For a certain diagram there will now be $n$ vertices. At each of these vertices. Each of the factors $\phi^3$ or $\phi^4$ correspond to one such vertex. At every vertex one is then free to choose which of the $\phi$'s appearing in the factor corresponding to the vertex will annihilate (or create) a certain particle. For the $\phi^3$ vertices, one has therefore $3$ options for the first particles, $2$ options for the second and only $1$ option for the third. This gives a factor $3!$ for each $3$-vertex. Similarly, for each $4$-vertex, there will be a factor $4!$ introduced. This gives a total factor of $(3!)^p (4!)^{n-p}$, exactly the inverse of the factorials appearing in (2). The constant factor in (2) will therefore be $\lambda_3^p \lambda_4^{n-p}$.

Apart from being able to choose which $\phi$ annihilates (or creates) a certain particle in a vertex. One can also choose which particles interact in which vertices. Again, since all particles are identical, this gives a factor of $p!$ for the $3$-vertices and $(n-p)!$ for the $4$-vertices. When all vertices are the same type, this exactly cancels out the factor $\frac{1}{n!}$ appearing in the Dyson expansion.

This discussion is not altered when internal lines are present. Since one has again the freedom to choose which line in a vertex forms an internal line (just like one could choose which line corresponded to a certain particle), the previous discussion can also be applied to diagrams with internal lines.

Now that is cleared out, we can construct the Feynman rules. To do this, we use exercise 3 and our understanding of the Feynman rules of QED, stated on p119 in Mandl and Shaw (1).
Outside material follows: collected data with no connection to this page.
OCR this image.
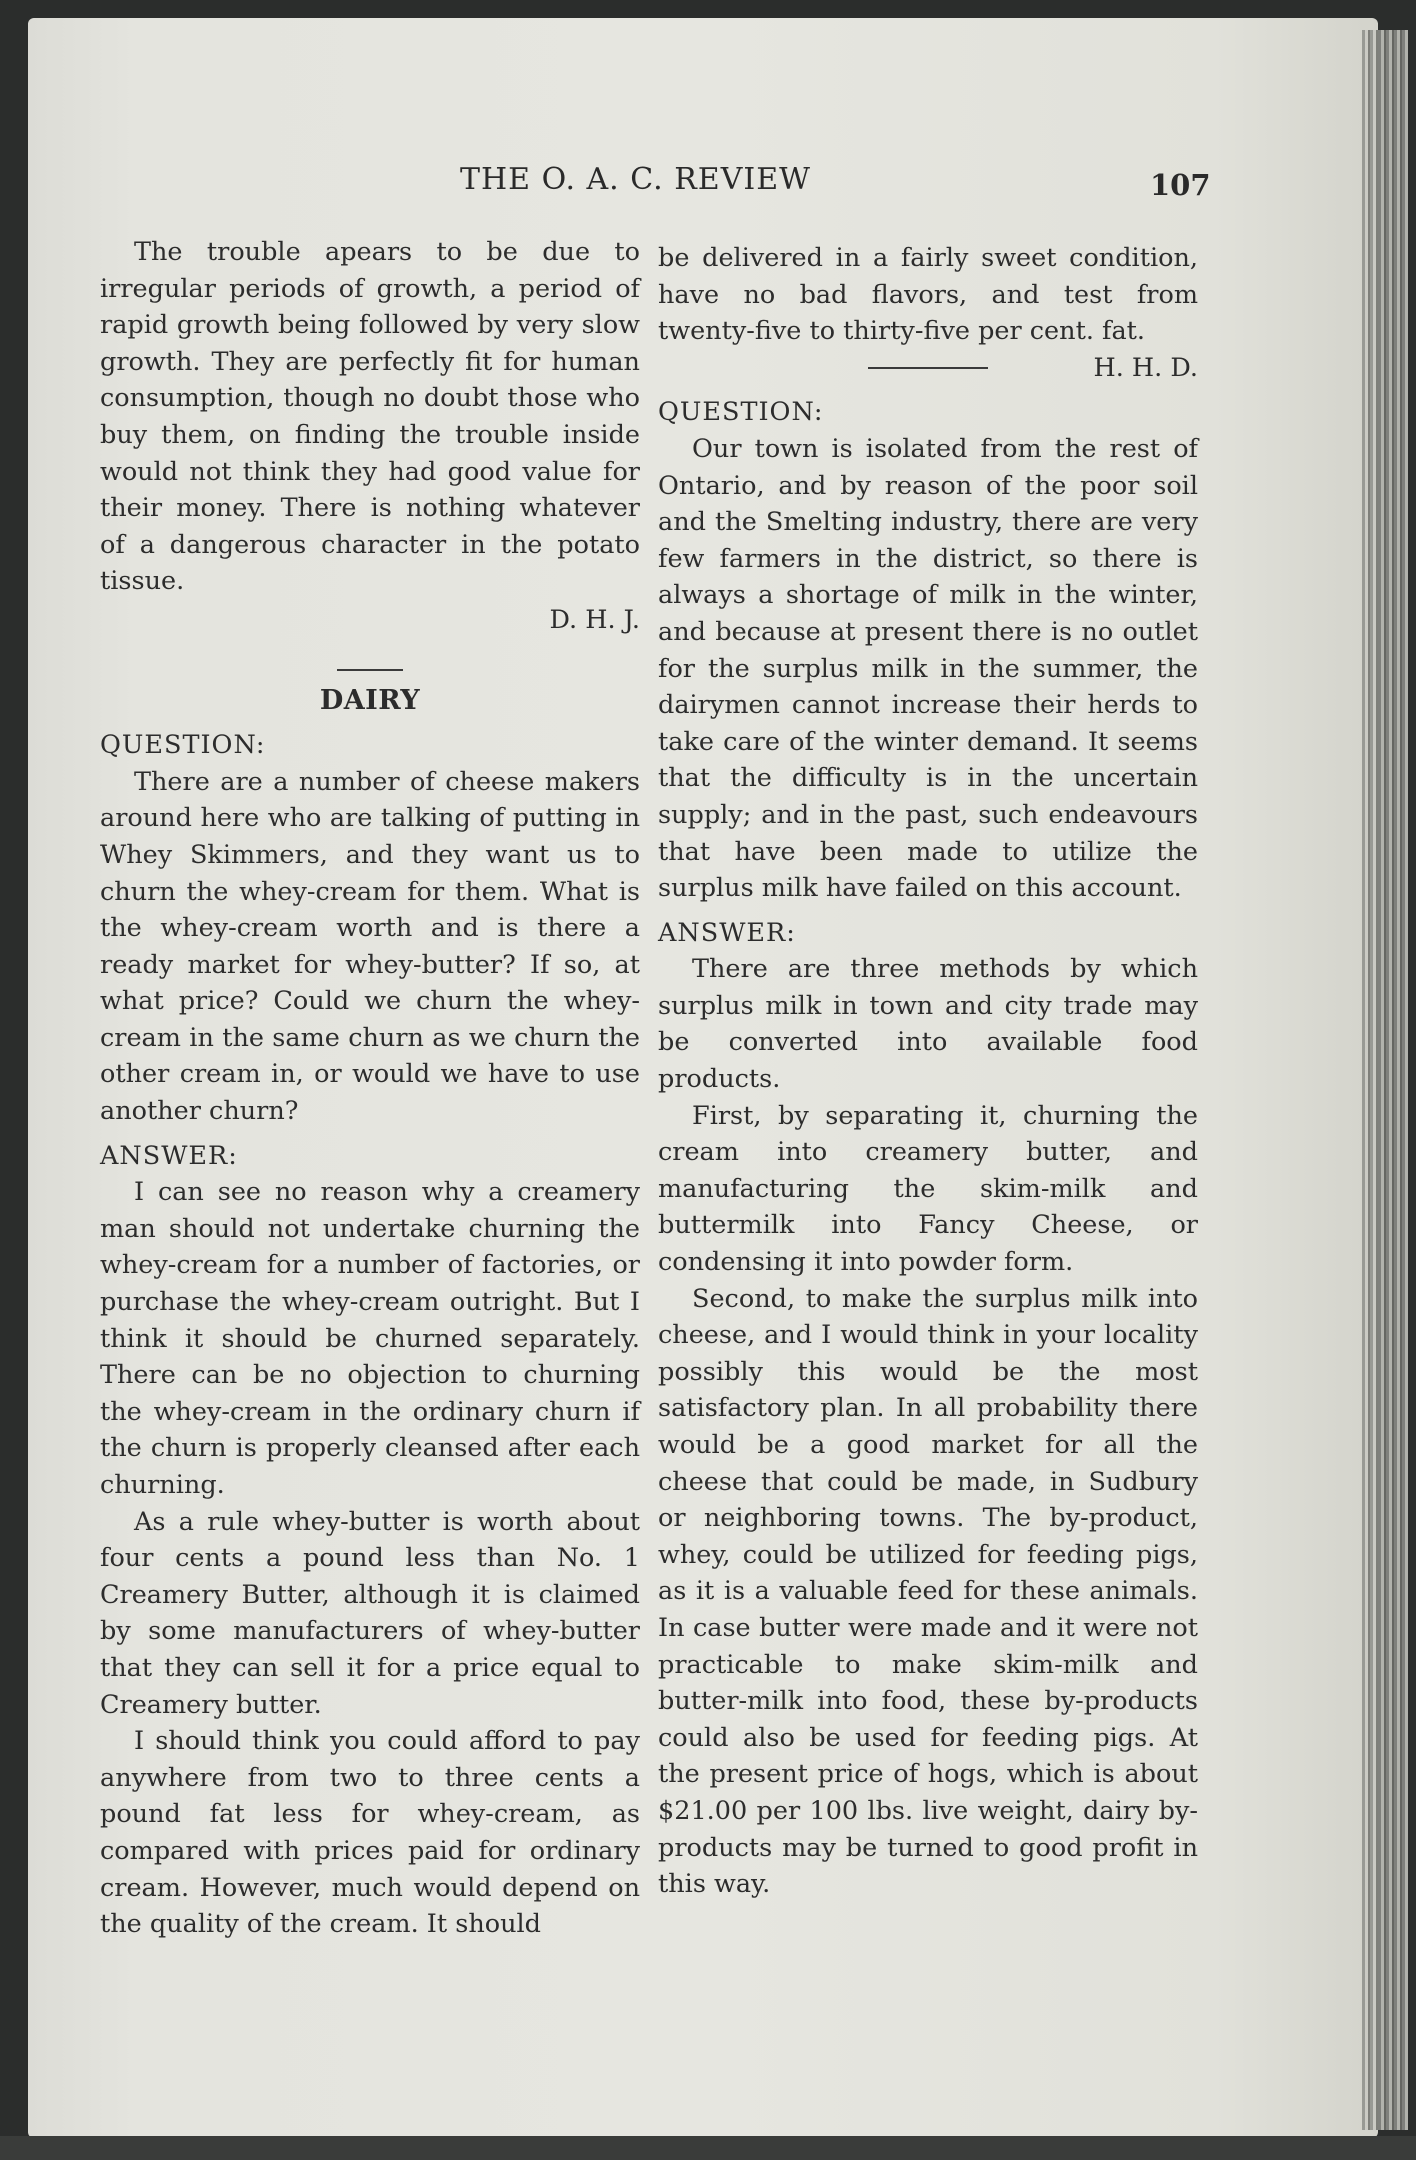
THE O. A. C. REVIEW	107

The trouble apears to be due to irregular periods of growth, a period of rapid growth being followed by very slow growth. They are perfectly fit for human consumption, though no doubt those who buy them, on finding the trouble inside would not think they had good value for their money. There is nothing whatever of a dangerous character in the potato tissue.

D. H. J.
DAIRY
QUESTION:

There are a number of cheese makers around here who are talking of putting in Whey Skimmers, and they want us to churn the whey-cream for them. What is the whey-cream worth and is there a ready market for whey-butter? If so, at what price? Could we churn the whey-cream in the same churn as we churn the other cream in, or would we have to use another churn?

ANSWER:

I can see no reason why a creamery man should not undertake churning the whey-cream for a number of factories, or purchase the whey-cream outright. But I think it should be churned separately. There can be no objection to churning the whey-cream in the ordinary churn if the churn is properly cleansed after each churning.

As a rule whey-butter is worth about four cents a pound less than No. 1 Creamery Butter, although it is claimed by some manufacturers of whey-butter that they can sell it for a price equal to Creamery butter.

I should think you could afford to pay anywhere from two to three cents a pound fat less for whey-cream, as compared with prices paid for ordinary cream. However, much would depend on the quality of the cream. It should

be delivered in a fairly sweet condition, have no bad flavors, and test from twenty-five to thirty-five per cent. fat.

H. H. D.
QUESTION:

Our town is isolated from the rest of Ontario, and by reason of the poor soil and the Smelting industry, there are very few farmers in the district, so there is always a shortage of milk in the winter, and because at present there is no outlet for the surplus milk in the summer, the dairymen cannot increase their herds to take care of the winter demand. It seems that the difficulty is in the uncertain supply; and in the past, such endeavours that have been made to utilize the surplus milk have failed on this account.

ANSWER:

There are three methods by which surplus milk in town and city trade may be converted into available food products.

First, by separating it, churning the cream into creamery butter, and manufacturing the skim-milk and buttermilk into Fancy Cheese, or condensing it into powder form.

Second, to make the surplus milk into cheese, and I would think in your locality possibly this would be the most satisfactory plan. In all probability there would be a good market for all the cheese that could be made, in Sudbury or neighboring towns. The by-product, whey, could be utilized for feeding pigs, as it is a valuable feed for these animals. In case butter were made and it were not practicable to make skim-milk and butter-milk into food, these by-products could also be used for feeding pigs. At the present price of hogs, which is about $21.00 per 100 lbs. live weight, dairy by-products may be turned to good profit in this way.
This all yields the following rules to find the Feynman amplitude $\mathcal{M}$:

1. Write a factor $\tfrac{(-i)^v}{v!}$ where $v$ is the number of vertices.
2. For every vertex with 3 lines write a factor $\lambda_3$. For every vertex with 4 lines write a factor $\lambda_4$. The 3! and 4! terms gets cancelled as discussed above.
3. For every internal line, labelled by momentum $k$, write a factor \begin{equation} i\frac{1}{k^2-m^2+i\epsilon}, \end{equation} determined by the meson propagator given on p. 52 in Mandl and Shaw.
4. The external lines will not contribute a new factor in the Feynman amplitude. They contribute only to a pre-factor, see later.
5. For each four-momentum $q$ which is not fixed by energy momentum conservation, carry out out an integration \begin{equation} \int d^4q. \end{equation}
6. Add a factor $(2\pi)^{v-i-1}$ where $v$ is the number of vertices and and $i$ the number of internal lines.

Remember that we are working with boson particles. Therefore, in contrast to QED, we do not need to add a factor of -1 if the normal ordering takes an odd amount of permutations. Now, at the end of these procedure, one must add to the Feynman amplitude $\mathcal{M}$ a pre-factor equal to \begin{equation} (2\pi)^4 \delta^{(4)}(\sum_f k_f - \sum_i k_i)\prod_{\text{ext.}}\sqrt{\frac{1}{2V\omega_k}}.\\ \end{equation}

References

(1) Mandl Franz, and Graham Shaw. Quantum field theory. John Wiley & Sons, 2010.